How to invest with a disciplined approach when markets are soaring? MintGenie explains

Experts suggest that maintaining a disciplined and consistent investment strategy is more crucial than focusing on short-term benchmark index records.

Manik Kumar Malakar
Published29 Oct 2023, 12:07 PM IST
How to invest wisely when markets are at peak?
How to invest wisely when markets are at peak?

India’s benchmark indices had recently touched lifetime highs, with both benchmarks (Sensex and Nifty) touching record highs in September. While there is euphoria on the new equity records, experts’ advice that we should not read too much into the benchmark indices is soaring.

Market experts feel that having a disciplined investment approach with a fixed investment plan is more important than transient benchmarks.

“Retail investors should not concern themselves too much with market levels,” advises Mayank Bhatnagar, Chief Operating Officer, FinEdge about benchmarks soaring.

“Today with markets reaching new highs, there is a need for retail investors not to get worried about being left out, but to maintain a suitable asset allocation to equity,” says Anil Ghelani, Head-Passive Investment and Products, DSP Mutual Fund, who advises that it would be best not to make any big changes by buying a lot more or at the same time booking gains and sitting on cash.

“Markets are not linear with peaks and bottoms getting formed in the journey,” says Shaily Gang, Head- Products, Tata Asset Management about how benchmark watching does not convey the whole story.

Thus, in the last 30 years, Nifty 50 witnessed temporary declines of more than 10-20% every alternate year and temporary declines of more than 30% once in 8 to 10 years, yet clocking a CAGR (Compounded Annual Growth Rate) of a little over 13%. It is practically impossible to gauge when the market peaks and bottoms will be formed, note experts.

Nifty 50 witnessed temporary declines of more than 10-20% every alternate year

Bhatnagar advises that investors should continue investing in equities in a systematic and disciplined manner, according to a clearly defined goal-based plan. However, it’s crucial for investors to understand risks and rewards, as well as have the right expectations before investing.

More often than not, investing journeys get derailed because investors do not take the time to properly set expectations and understand what they are getting into. In the end, stock markets reward patience and discipline, experts say.

So, you have decided to take the equity plunge despite equities being at elevated levels. Experts guide you on how to go about it.

Retail investors should necessarily utilise tools like SIPs (Systematic Investment Plans) and STPs (Systematic Transfer Plans) to stagger their investments into the market. This should be the rule of thumb irrespective of market levels, say experts.

Over the long term, this is the only real proven success formula for wealth creation from equities.

When daily index values of Nifty 50 are taken and average rolling returns are plotted for 1 year, 3 years, 5 years, 7 years and 10 years, the instances of positive returns increased with time periods and instances of negative returns decreased. The instances of negative returns turned Nil when rolling returns were taken for a 7 years period and beyond. “This is the benefit of long term investing,” says Gang.

Products like Balanced Advantage funds can adjust the net equity exposure levels according to the market valuations and macro indicators depending on the asset allocation model each one follows. During phases of market volatility or at points where valuations have run up, investors can increase exposure to such products.

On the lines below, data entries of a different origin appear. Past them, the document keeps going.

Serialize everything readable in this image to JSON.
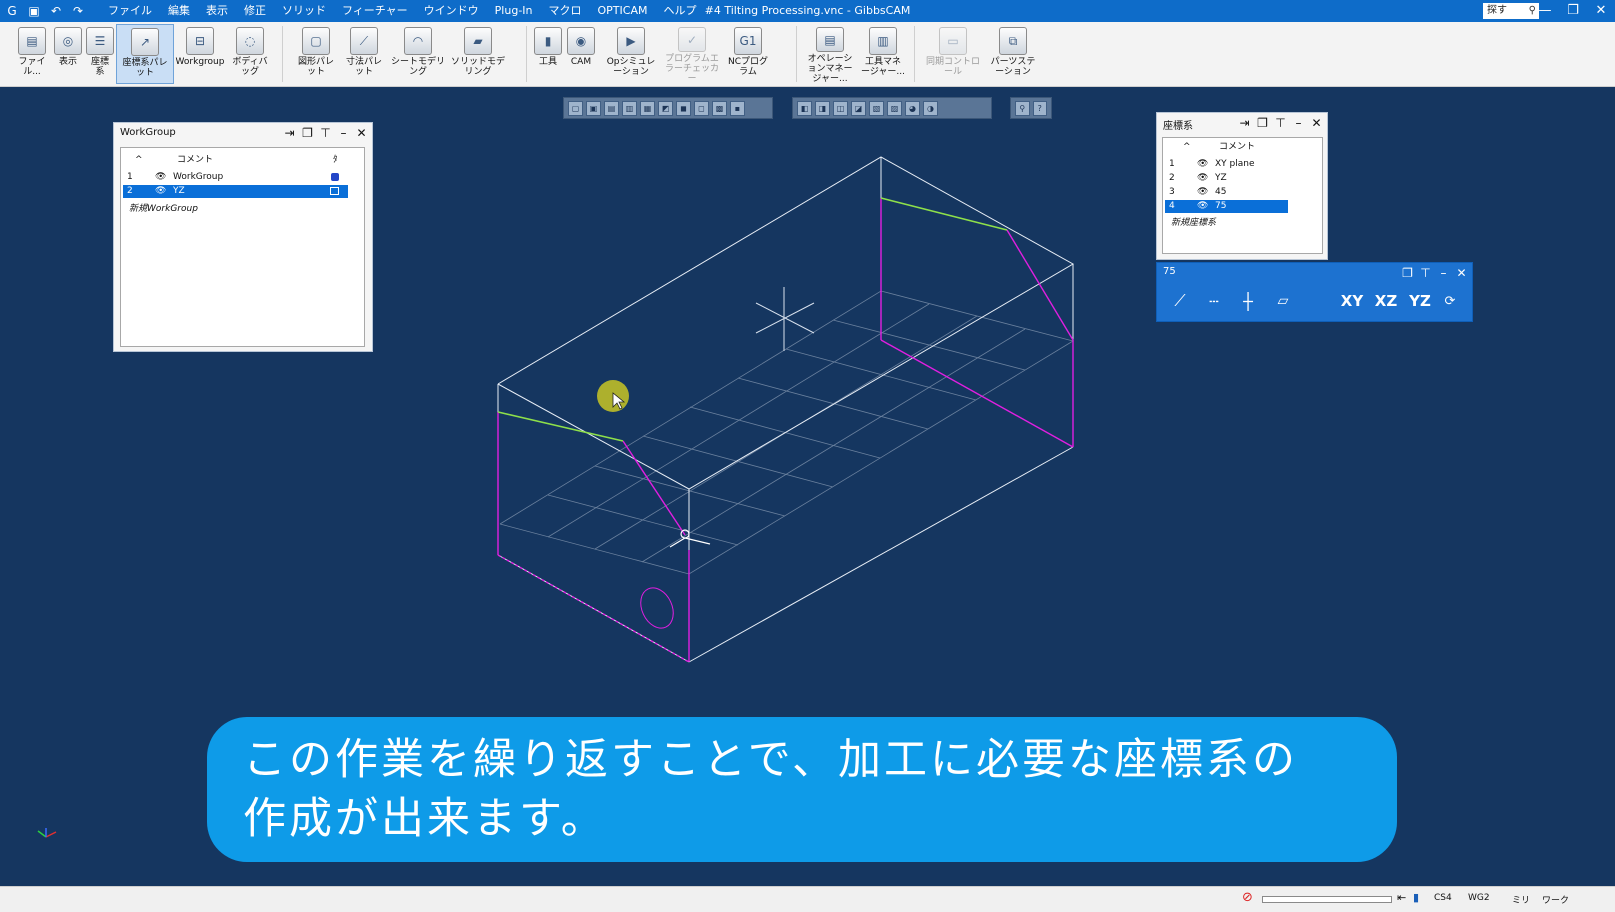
{
  "window": {
    "title": "#4 Tilting Processing.vnc - GibbsCAM",
    "search_placeholder": "探す",
    "controls": [
      "—",
      "❐",
      "✕"
    ]
  },
  "quick_access": [
    "⟲",
    "↶",
    "↷"
  ],
  "menu": [
    "ファイル",
    "編集",
    "表示",
    "修正",
    "ソリッド",
    "フィーチャー",
    "ウインドウ",
    "Plug-In",
    "マクロ",
    "OPTICAM",
    "ヘルプ"
  ],
  "ribbon": {
    "group1": [
      {
        "label": "ファイル...",
        "icon": "file-icon",
        "glyph": "▤"
      },
      {
        "label": "表示",
        "icon": "view-icon",
        "glyph": "◎"
      },
      {
        "label": "座標系",
        "icon": "coordinate-system-icon",
        "glyph": "☰"
      },
      {
        "label": "座標系パレット",
        "icon": "coordinate-palette-icon",
        "glyph": "↗"
      },
      {
        "label": "Workgroup",
        "icon": "workgroup-icon",
        "glyph": "⊟"
      },
      {
        "label": "ボディバッグ",
        "icon": "bodybag-icon",
        "glyph": "◌"
      }
    ],
    "group2": [
      {
        "label": "図形パレット",
        "icon": "geometry-palette-icon",
        "glyph": "▢"
      },
      {
        "label": "寸法パレット",
        "icon": "dimension-palette-icon",
        "glyph": "⟋"
      },
      {
        "label": "シートモデリング",
        "icon": "sheet-modeling-icon",
        "glyph": "◠"
      },
      {
        "label": "ソリッドモデリング",
        "icon": "solid-modeling-icon",
        "glyph": "▰"
      }
    ],
    "group3": [
      {
        "label": "工具",
        "icon": "tool-icon",
        "glyph": "▮"
      },
      {
        "label": "CAM",
        "icon": "cam-icon",
        "glyph": "◉"
      },
      {
        "label": "Opシミュレーション",
        "icon": "op-simulation-icon",
        "glyph": "▶"
      },
      {
        "label": "プログラムエラーチェッカー",
        "icon": "error-checker-icon",
        "glyph": "✓"
      },
      {
        "label": "NCプログラム",
        "icon": "nc-program-icon",
        "glyph": "G1"
      }
    ],
    "group4": [
      {
        "label": "オペレーションマネージャー...",
        "icon": "operation-manager-icon",
        "glyph": "▤"
      },
      {
        "label": "工具マネージャー...",
        "icon": "tool-manager-icon",
        "glyph": "▥"
      }
    ],
    "group5": [
      {
        "label": "同期コントロール",
        "icon": "sync-control-icon",
        "glyph": "▭"
      },
      {
        "label": "パーツステーション",
        "icon": "parts-station-icon",
        "glyph": "⧉"
      }
    ]
  },
  "workgroup": {
    "title": "WorkGroup",
    "col_comment": "コメント",
    "col_extra": "ﾀ",
    "rows": [
      {
        "num": "1",
        "name": "WorkGroup"
      },
      {
        "num": "2",
        "name": "YZ"
      }
    ],
    "new_label": "新規WorkGroup"
  },
  "coords": {
    "title": "座標系",
    "col_comment": "コメント",
    "rows": [
      {
        "num": "1",
        "name": "XY plane"
      },
      {
        "num": "2",
        "name": "YZ"
      },
      {
        "num": "3",
        "name": "45"
      },
      {
        "num": "4",
        "name": "75"
      }
    ],
    "new_label": "新規座標系"
  },
  "subpalette": {
    "title": "75",
    "buttons": [
      "XY",
      "XZ",
      "YZ"
    ]
  },
  "caption": {
    "line1": "この作業を繰り返すことで、加工に必要な座標系の",
    "line2": "作成が出来ます。"
  },
  "status": {
    "cs": "CS4",
    "wg": "WG2",
    "unit": "ミリ",
    "mode": "ワーク"
  }
}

Fund features of Systematic Transfer Plan, Flex STP and Trigger feature can be attached to funds to navigate various market phases. Exposure to the markets can be done by using the above features with Debt scheme being the Source scheme and Equity scheme being the Target scheme. “Exposure away from the markets can be executed vice-versa,” says Gang, noting the MF perspective of looking at investments at elevated levels.

But, in the main, you and the investor should know your priorities. “It is important to set up clearly defined goals and invest according to them, instead of making ad hoc investments without any clearly defined purpose,” says Bhatnagar.

Valuation metrics

The equity markets have various valuation metrics like P/E etc that may be a gauge on how to invest. Experts gave their take on the relevance of such metrics in a situation of elevated equity levels.

“Investors could look at valuation metrics of forward P/E and compare the same to historical averages to assess the current valuation,” says Gang.

India's market premiums could be compared to other Emerging market's historical average premiums.

Within India again, valuation of market-cap segments could be looked into as to whether midcaps and Small-caps are trading at a steep premium or marginal premium to large-caps to assess the relative attractiveness.

“Retail investors really should not attach much significance to valuation metrics!,” says Bhatnagar They should instead focus more on having a great investing process that builds resilience to withstand market cycles. While these indicators do give you a broad idea of where we stand in terms of valuation, they cannot be used to time market entry or exit. The best way to invest in equities is by continuing your SIPs throughout market cycles.

Manik Kumar Malakar is a personal finance writer.